Vu en avant première au cinéma Lumière Terreau dans le cadre de la sélection de films présentés au festival de Cannes 2025. Sortie salle en France août 2025.
Parmi la sélection cannoise choisie par l'institut Lumière et son Président Thierry Frémaux "Valeur sentimentale " de Joachim Trier était clairement celui que j'attendais le moins. En effet, je reste peu sensible à la proposition de ce cinéaste et je ne pourrais même pas faire un inventaire à la Prévert de ce qui m'y déplait réellement, c'est d'une subjectivité absolue, un quelque chose qui ne s'explique pas, mais qui parfois empêche une connexion avec un univers. J'avais même pas du tout apprécié "Julie (en 12 chapitres) ", dont vous pouvez retrouver ma critique si vous le souhaitez, un film dont l'héroïne m'avait prodigieusement irrité et un film qui dans sa façon de tout lui pardonner m'avait laissé l'amer sentiment d'être devenu un vieux con. Autant dire que je me préparais à vivre cette séance, non pas avec les fourches, mais sans doute avec un apriori à qui le film devra opposer de solides arguments pour me convaincre. Le défi est partiellement réussit.
Partiellement, car si j'ai effectivement préféré ce film à ce que j'ai pu jusque là découvrir du réalisateur, il ne m'a pas pour autant transporté plus que cela et je trouve même la litanie de commentaires élogieux - un point commun d'ailleurs avec le précédemment cité "Julie …" - quelque peu surfaite. Oui la mise en scène est propre, mais elle n'est pas non plus spécialement inoubliable, elle convoque très souvent un classicisme qui sans forcément me déplaire, m'oblige à modérer mon enthousiasme, surtout dans une sélection cannoise qui regorge de propositions, parfois ratée, mais bien plus audacieuses.

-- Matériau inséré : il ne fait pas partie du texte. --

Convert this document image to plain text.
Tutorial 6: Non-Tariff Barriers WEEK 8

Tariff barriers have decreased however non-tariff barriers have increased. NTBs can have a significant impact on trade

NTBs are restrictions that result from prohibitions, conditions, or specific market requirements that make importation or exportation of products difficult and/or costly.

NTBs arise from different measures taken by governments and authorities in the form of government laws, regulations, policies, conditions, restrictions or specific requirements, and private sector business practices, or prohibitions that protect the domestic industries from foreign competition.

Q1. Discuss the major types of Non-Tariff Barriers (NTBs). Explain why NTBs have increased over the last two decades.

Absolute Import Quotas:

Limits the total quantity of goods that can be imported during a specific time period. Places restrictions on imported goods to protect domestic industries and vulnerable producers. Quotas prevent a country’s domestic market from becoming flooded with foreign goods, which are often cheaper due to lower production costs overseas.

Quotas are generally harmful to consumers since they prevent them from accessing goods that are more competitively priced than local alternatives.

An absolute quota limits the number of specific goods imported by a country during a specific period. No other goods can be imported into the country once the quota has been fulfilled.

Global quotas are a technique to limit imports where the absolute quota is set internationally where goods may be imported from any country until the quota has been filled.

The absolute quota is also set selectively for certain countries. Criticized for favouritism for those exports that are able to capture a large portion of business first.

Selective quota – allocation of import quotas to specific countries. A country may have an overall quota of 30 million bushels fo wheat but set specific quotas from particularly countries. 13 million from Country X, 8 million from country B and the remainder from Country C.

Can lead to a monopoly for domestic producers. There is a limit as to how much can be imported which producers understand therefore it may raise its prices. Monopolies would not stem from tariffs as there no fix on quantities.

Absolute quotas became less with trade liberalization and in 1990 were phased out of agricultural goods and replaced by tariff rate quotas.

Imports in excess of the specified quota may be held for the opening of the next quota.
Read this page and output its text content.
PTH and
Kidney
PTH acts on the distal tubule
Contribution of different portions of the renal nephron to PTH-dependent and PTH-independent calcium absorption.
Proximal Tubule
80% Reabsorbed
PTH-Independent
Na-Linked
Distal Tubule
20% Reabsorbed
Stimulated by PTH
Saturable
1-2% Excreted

J'ai pu être touché émotionnellement par ces portraits croisés au sein de cette famille, qui à bien des égards ont pu m'évoquer des choses personnelles, dont certaines de l'ordre des regrets ou du ressentiment, mais jamais je n'ai été bouleversé à la hauteur des émotions décrites par la quasi totalité des spectateurs l'ayant vu. Serait-ce un effet secondaire d'une découverte à Cannes dont j'ignore les symptômes ? Peut-être, mais alors cela devrait d'autant plus inciter le public / critique à réserver son enthousiasme et à peut-être prendre le recul nécessaire pour constater que bien que empli de qualités, il est aussi handicapé par d'énormes soucis notamment dans le traitement de son sujet central. Un traitement qui jamais ne me convainc, que je trouve survolé par endroit et paradoxalement trop appuyé à d'autres, je n'arrive ni à y croire, ni a adhérer, ni à rentrer en osmose empathique avec l'un ou l'autre des personnages et je reste finalement très distant. J'ai même l'impression que Trier ne sait pas vraiment quoi faire de son sujet et qu'il compense cela par un désir presque sadique à surligner plus que nécessaire un affect émotionnel très artificiel.
Je salue les prestations des comédiens, notamment Renate Reinsve, qui déjà dans "Julie..." était l'un des rares points positifs et qui m'a littéralement ébloui et subjugué dans "La Convocation " mais il faut dire qu'elle m'y rappelle, tant physiquement que dans l'expression de sa féminité, mon plus bel amour, alors je peux admettre un manque d'objectivité mais je suis persuadé qu'elle une très grande actrice.
Ma note reflète donc mon impression générale, à savoir un léger mieux dans ma réception, mais on est encore loin du cinéma qui me touche et c'est un film que je ne chercherai pas à revoir. Je reste cependant curieux des retours par un public épargné par la fièvre cannoise, ainsi que de ceux qui iront le revoir après leur découverte durant la frénésie du festival et ne serait pas étonné plus que cela, que certains reviennent sur leurs éloges.